四天宝寺との練習試合から3日経った。あれから切原はまだぎこちなくて、それでもだんだんと普通に接することができるようになってきた。そんな日の放課後、私は一人教室に残って日誌を書いていたのだが、
「なまえー」
『仁王、重い』
「真田に打たれたんじゃ、慰めて?」
『打たれるようなことをした仁王が悪い』
「冷たいのぅ」
『とりあえず退いて、日誌書けない』
部活中にも関わらず仁王は今こうして私に乗っかっている。ようやく背中から重みが消えて、今度は前の席に座る。詐欺師よ、何がしたいんだ。
『部活行かなくていいの?』
「さっき真田に打たれたんじゃもん」
『ほんと、何したの?』
日誌から視線をあげて初めて仁王と視線を交わした。どきりとした。いつもの挑戦的な目でもなく、人を探るような目でもない。至極穏やかな目をしていた。
「なまえが、本気にさせるから悪いんじゃよ」
不意に唇に温もりを感じてはっとする。大変なことが起きていると言うのに、頭は酷く冷静で、もう一度顔を近付けてきた仁王を日誌で遮る。
『なにすんだ色魔』
「なにって、言っても伝わらんから態度で示しただけじゃ」
『はあ?』
「俺は、赤也とは違うぜよ」
そう言って教室から出て行った仁王。日誌を持つ手が震える。今になって現実を理解した。仁王は、本気だったんだ。

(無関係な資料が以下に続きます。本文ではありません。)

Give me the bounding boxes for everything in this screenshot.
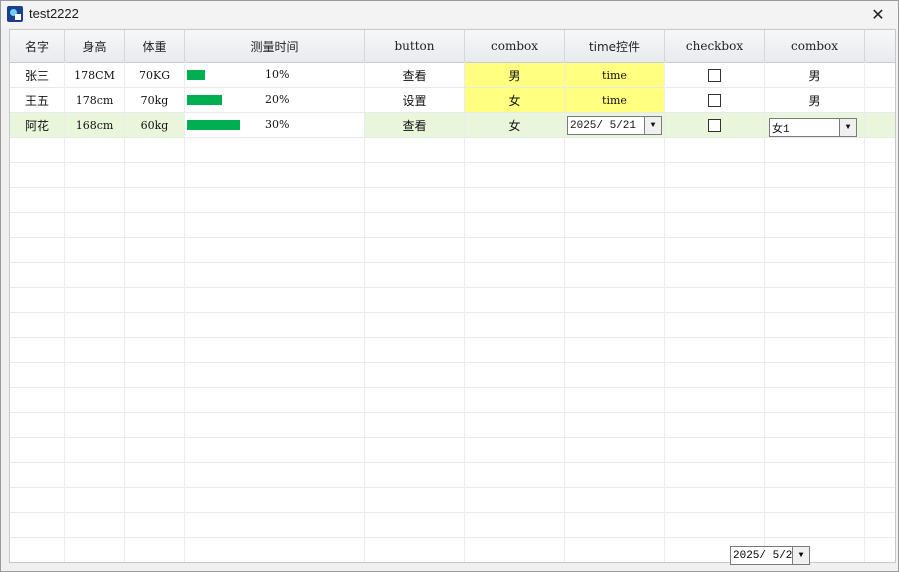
header-button[interactable]: button (365, 30, 465, 62)
window-title: test2222 (29, 6, 79, 21)
gender-combo-value: 女1 (772, 123, 790, 136)
header-combox[interactable]: combox (465, 30, 565, 62)
empty-row (10, 388, 895, 413)
column-divider (184, 62, 185, 562)
column-divider (64, 62, 65, 562)
header-checkbox[interactable]: checkbox (665, 30, 765, 62)
empty-row (10, 488, 895, 513)
row-checkbox[interactable] (708, 68, 721, 82)
cell-weight: 60kg (125, 113, 185, 137)
column-divider (664, 62, 665, 562)
view-button[interactable]: 查看 (365, 63, 465, 87)
empty-row (10, 513, 895, 538)
progress-text: 30% (265, 118, 290, 131)
progress-text: 20% (265, 93, 290, 106)
empty-row (10, 438, 895, 463)
empty-row (10, 363, 895, 388)
header-name[interactable]: 名字 (10, 30, 65, 62)
empty-row (10, 288, 895, 313)
empty-row (10, 338, 895, 363)
time-cell: 2025/ 5/21 ▼ (565, 113, 665, 137)
combo-cell: 女1 ▼ (765, 113, 865, 137)
header-height[interactable]: 身高 (65, 30, 125, 62)
chevron-down-icon[interactable]: ▼ (839, 119, 856, 136)
gender-combo-dropdown[interactable]: 女1 ▼ (769, 118, 857, 137)
header-combox-2[interactable]: combox (765, 30, 865, 62)
cell-progress: 10% (185, 63, 365, 87)
time-cell[interactable]: time (565, 88, 665, 112)
cell-weight: 70KG (125, 63, 185, 87)
time-cell[interactable]: time (565, 63, 665, 87)
gender-combo-2[interactable]: 男 (765, 63, 865, 87)
cell-weight: 70kg (125, 88, 185, 112)
empty-row (10, 188, 895, 213)
cell-height: 168cm (65, 113, 125, 137)
empty-row (10, 413, 895, 438)
empty-row (10, 238, 895, 263)
cell-name: 张三 (10, 63, 65, 87)
cell-name: 阿花 (10, 113, 65, 137)
gender-combo-2[interactable]: 男 (765, 88, 865, 112)
date-picker-cell[interactable]: 2025/ 5/21 ▼ (567, 116, 662, 135)
cell-progress: 30% (185, 113, 365, 137)
checkbox-cell (665, 63, 765, 87)
main-window: test2222 ✕ 名字 身高 体重 测量时间 button combox t… (0, 0, 899, 572)
cell-name: 王五 (10, 88, 65, 112)
grid-header: 名字 身高 体重 测量时间 button combox time控件 check… (10, 30, 895, 63)
cell-height: 178CM (65, 63, 125, 87)
gender-combo[interactable]: 女 (465, 113, 565, 137)
gender-combo[interactable]: 男 (465, 63, 565, 87)
column-divider (364, 62, 365, 562)
empty-row (10, 313, 895, 338)
view-button[interactable]: 查看 (365, 113, 465, 137)
footer-date-value: 2025/ 5/21 (733, 549, 800, 562)
cell-height: 178cm (65, 88, 125, 112)
column-divider (124, 62, 125, 562)
table-row-selected[interactable]: 阿花 168cm 60kg 30% 查看 女 2025/ 5/21 ▼ 女1 ▼ (10, 113, 895, 138)
header-weight[interactable]: 体重 (125, 30, 185, 62)
empty-row (10, 163, 895, 188)
column-divider (564, 62, 565, 562)
close-icon[interactable]: ✕ (858, 1, 898, 28)
row-checkbox[interactable] (708, 93, 721, 107)
column-divider (764, 62, 765, 562)
app-icon (7, 6, 23, 22)
date-picker-value: 2025/ 5/21 (570, 119, 637, 132)
chevron-down-icon[interactable]: ▼ (644, 117, 661, 134)
table-row[interactable]: 张三 178CM 70KG 10% 查看 男 time 男 (10, 63, 895, 88)
footer-date-picker[interactable]: 2025/ 5/21 ▼ (730, 546, 810, 565)
header-time-control[interactable]: time控件 (565, 30, 665, 62)
table-row[interactable]: 王五 178cm 70kg 20% 设置 女 time 男 (10, 88, 895, 113)
settings-button[interactable]: 设置 (365, 88, 465, 112)
cell-progress: 20% (185, 88, 365, 112)
empty-row (10, 263, 895, 288)
progress-bar (187, 120, 240, 130)
row-checkbox[interactable] (708, 118, 721, 132)
header-measure-time[interactable]: 测量时间 (185, 30, 365, 62)
progress-bar (187, 95, 222, 105)
progress-bar (187, 70, 205, 80)
column-divider (464, 62, 465, 562)
checkbox-cell (665, 113, 765, 137)
title-bar: test2222 ✕ (1, 1, 898, 28)
checkbox-cell (665, 88, 765, 112)
empty-row (10, 138, 895, 163)
empty-row (10, 213, 895, 238)
gender-combo[interactable]: 女 (465, 88, 565, 112)
progress-text: 10% (265, 68, 290, 81)
data-grid: 名字 身高 体重 测量时间 button combox time控件 check… (9, 29, 896, 563)
empty-row (10, 463, 895, 488)
chevron-down-icon[interactable]: ▼ (792, 547, 809, 564)
column-divider (864, 62, 865, 562)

気が重い。教室に行くのも億劫で朝から保健室に直行した。教室に行けば昨日のことを思い出してしまう。それも一つの理由かもしれない。保健室の先生とは気が知れているからすぐにベッドを借りることができた。今はポケットで震える携帯を見る気にもならない。恐らく幸村か、丸井の菓子請求メールか、日曜から連絡を取り合っている謙也くんの誰かだろう。心の中で見えない相手にごめんと言って、そのまま眠りについた。
私を呼ぶ声に気付いて目を覚ませば、そこにいたのは意外にも柳だった。
「起きたか」
『今何時?』
「もう放課後だ」
『え!』
「さっきまで精市もいたんだが、やはり部長がいなくては」
『そっか』
「俺には言わなくても構わないが、精市には相談したらどうだ?」
『柳はなんでも知りすぎてて嫌だよ』
「褒め言葉として受け取ろう」
『そうだね、幸村には話すよ、心配かけてごめんて言っといて』
「ああ」
『柳も、付き合わせてごめん、それからありがとう』
「礼を言われるほどのことではない」
『じゃあ私帰るね』
「気をつけてな」
丸一日寝ていたなんて、そう思ったけれど幾分か頭がすっきりしている。明日はちゃんと授業も出よう。幸村にも、話してみようかな。